Prototype: German State Railroad Company (DRG) class 05 express locomotive. Version with full streamlining.
Model: The locomotive has an mfx digital decoder and a sound generator. It also has controlled high-efficiency propulsion can motor with a flywheel and a bell-shaped armature, in the locomotive's boiler. 3 axles powered. Traction tires. The locomotive has closed side streamlining without added cutouts. Minimum radius for operation 360 mm / 14-3/16". The headlights and other lighting are maintenance-free, warm white LED's. The headlights will work in conventional operation and can be controlled digitally. A 7226 smoke generator can be installed in the locomotive. The tender is constructed of metal. There is a permanent close coupling between the locomotive and the tender. The decoder can be accessed by pushing back the cover on the tender. Length over the buffers 30.7 cm / 12-1/16".
- “Carl Bellingrodt Edition 4”.
- Appropriate collector's case for each model in the edition.
- Metal locomotive boiler, streamlining, and metal tender body.
- Tender cover can be opened.
- Controlled high-efficiency propulsion with a motor with a bell-shaped armature.
- mfx decoder with sound functions.
- Road no. 05 002 as it looked in May of 1936 for the world record run.
One-time edition in a limited series (model 4 of 5).
Road No. 05 002 World Record in the Olympic Year. In 1936, the highest level of performance was expected of and offered by more than the Olympic Games in Berlin; the German State Railroad Company (DRG) also made everyone sit up and take notice with a world record for steam locomotives. On May 11, 1936, the streamlined steam locomotive with road number 05 002 reached a speed of 200.4 km/h / 125.25 mph on a level route between Hamburg and Berlin near Friesack with a performance measured at 3,400 horsepower. This unbelievable act of power was the consequence of bitter competition between the types of motive power, a competition that broke out due to the fast combustion powered rail cars and the increasingly more powerful electric locomotives. The Borsig designers in Berlin were responsible for the class 05, of which only two units were built however. A third, modified unit came later. These 26,265 mm / 86 foot 2 inch long and 129.9 metric ton heavy locomotives with a driving wheel diameter of 2,300 mm / 90-1/2 inches were given a full streamlined cladding, i.e. the sleek outer skin surrounded the entire locomotive and tender and extended down almost to the railhead. The running gear was accessible by means of roll-down covers. A striking red paint scheme with discrete striping enhanced this immense locomotive visually, and it quickly became a symbol for progress and speed. The prestigious world record for road no. 05 002 was broken two years later however by the British locomotive “Mallard” (LNER class A4) with 201.2 km/h / 125.75 mph and a short term peak of 202.6 km/h / 126.63 mph on a lightly sloping route. After World War II, the three class 05 locomotives lost their streamlining and were indispensable for a few more years as motive power for F-Zug long distance expresses; the final end came only with the introduction of the V 200.

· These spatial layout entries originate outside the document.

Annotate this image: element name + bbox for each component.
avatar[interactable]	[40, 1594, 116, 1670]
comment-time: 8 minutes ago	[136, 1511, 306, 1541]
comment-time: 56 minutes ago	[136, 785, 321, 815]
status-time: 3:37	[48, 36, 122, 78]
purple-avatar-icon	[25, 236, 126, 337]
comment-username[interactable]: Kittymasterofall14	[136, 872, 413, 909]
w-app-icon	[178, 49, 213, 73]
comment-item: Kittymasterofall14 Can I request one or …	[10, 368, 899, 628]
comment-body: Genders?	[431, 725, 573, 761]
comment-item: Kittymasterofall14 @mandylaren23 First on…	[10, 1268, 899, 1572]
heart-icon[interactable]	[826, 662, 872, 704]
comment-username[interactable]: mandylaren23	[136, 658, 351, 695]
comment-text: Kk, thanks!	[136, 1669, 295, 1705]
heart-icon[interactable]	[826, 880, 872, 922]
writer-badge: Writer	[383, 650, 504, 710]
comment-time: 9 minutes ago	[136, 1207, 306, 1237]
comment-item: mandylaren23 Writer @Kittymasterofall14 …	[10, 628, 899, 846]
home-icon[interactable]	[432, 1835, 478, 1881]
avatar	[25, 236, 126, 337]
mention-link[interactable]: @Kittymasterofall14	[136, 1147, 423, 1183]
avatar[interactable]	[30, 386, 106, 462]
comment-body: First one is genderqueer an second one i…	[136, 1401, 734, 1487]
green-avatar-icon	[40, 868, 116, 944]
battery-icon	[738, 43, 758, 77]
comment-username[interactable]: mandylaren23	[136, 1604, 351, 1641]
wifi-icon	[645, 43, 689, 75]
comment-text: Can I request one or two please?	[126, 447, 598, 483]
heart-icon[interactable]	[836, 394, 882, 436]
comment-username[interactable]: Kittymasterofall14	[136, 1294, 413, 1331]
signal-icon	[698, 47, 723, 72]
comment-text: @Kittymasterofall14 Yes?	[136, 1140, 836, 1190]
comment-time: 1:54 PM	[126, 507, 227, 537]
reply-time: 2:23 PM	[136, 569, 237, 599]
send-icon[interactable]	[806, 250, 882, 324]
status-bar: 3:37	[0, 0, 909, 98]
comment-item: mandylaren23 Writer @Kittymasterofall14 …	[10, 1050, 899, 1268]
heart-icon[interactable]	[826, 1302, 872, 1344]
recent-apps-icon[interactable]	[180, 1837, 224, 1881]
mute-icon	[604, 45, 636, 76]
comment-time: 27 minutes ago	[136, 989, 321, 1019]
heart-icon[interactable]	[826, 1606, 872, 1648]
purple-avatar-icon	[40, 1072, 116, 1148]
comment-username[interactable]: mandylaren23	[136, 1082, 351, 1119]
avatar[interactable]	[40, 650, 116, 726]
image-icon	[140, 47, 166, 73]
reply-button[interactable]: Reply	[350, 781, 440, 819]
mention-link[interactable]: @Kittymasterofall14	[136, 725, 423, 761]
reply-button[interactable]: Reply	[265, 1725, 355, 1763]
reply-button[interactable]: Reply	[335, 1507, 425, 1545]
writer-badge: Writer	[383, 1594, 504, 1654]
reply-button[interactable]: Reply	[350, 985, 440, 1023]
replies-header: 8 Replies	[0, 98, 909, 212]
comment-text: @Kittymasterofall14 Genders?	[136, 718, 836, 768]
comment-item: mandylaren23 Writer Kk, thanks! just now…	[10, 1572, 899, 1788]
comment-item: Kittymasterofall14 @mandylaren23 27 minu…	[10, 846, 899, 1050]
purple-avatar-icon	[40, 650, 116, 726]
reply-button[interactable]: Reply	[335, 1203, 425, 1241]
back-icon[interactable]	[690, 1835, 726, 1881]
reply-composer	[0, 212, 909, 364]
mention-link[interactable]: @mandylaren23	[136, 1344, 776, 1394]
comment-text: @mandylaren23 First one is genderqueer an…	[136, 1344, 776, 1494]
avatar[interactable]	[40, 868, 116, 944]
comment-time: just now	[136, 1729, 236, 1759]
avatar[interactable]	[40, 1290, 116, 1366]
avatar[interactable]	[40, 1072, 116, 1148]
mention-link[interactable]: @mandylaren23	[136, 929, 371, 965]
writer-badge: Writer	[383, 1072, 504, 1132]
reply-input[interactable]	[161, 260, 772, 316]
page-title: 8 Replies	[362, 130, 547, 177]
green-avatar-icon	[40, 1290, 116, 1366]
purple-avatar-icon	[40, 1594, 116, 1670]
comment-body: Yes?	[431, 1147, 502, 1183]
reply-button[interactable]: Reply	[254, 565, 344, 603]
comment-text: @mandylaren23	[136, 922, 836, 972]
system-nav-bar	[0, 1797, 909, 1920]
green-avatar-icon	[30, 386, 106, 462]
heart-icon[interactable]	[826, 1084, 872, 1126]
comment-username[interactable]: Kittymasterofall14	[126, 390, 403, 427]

In Honor of the Old Master. Carl Bellingrodt, born April 7, 1897 in Cologne, was undoubtedly one of the most famous German railroad photographers. He began to photograph various subjects as early as before World War I, but soon specialized in landscapes and above all railroad photography. Although he was a government official and pursued photography as a hobby, he amassed more than 30,000 images over the course of his activity, and many of them rank among the classic masterpieces. In addition to his systematically generated groups of images of entire classes of locomotives, his images of the railroad in a landscape as well as his extremely dense photographs of stations with their typical environment achieved near cult status. In this manner Carl Bellingrodt set the style for many other railroad photographers, many of whom still make the pilgrimage to the beloved “Bellingrodt photography sites” in order to photograph the trains of our time in the classic perspective of the old master. Märklin has been carrying out plans for a special five-part series of sought-after H0 models in memory of this railroad photograph pioneer, who died on September 24, 1971 in Wuppertal and who will certainly live on in the memory of many people for a long time. One locomotive per year has been produced as a limited series in exquisite detailing and with premium technical features. Each of these models is delivered with a decorated display case with the Bellingrodt photograph of the locomotive in question mounted on the back wall of the case. In front of this in the lower part of the case is a glass display floor on which the model can be attractively presented. This allows a direct comparison between the Bellingrodt photograph of the prototype locomotive and the exquisite reproduction as a model. The glass front wall offers effective protection against dust.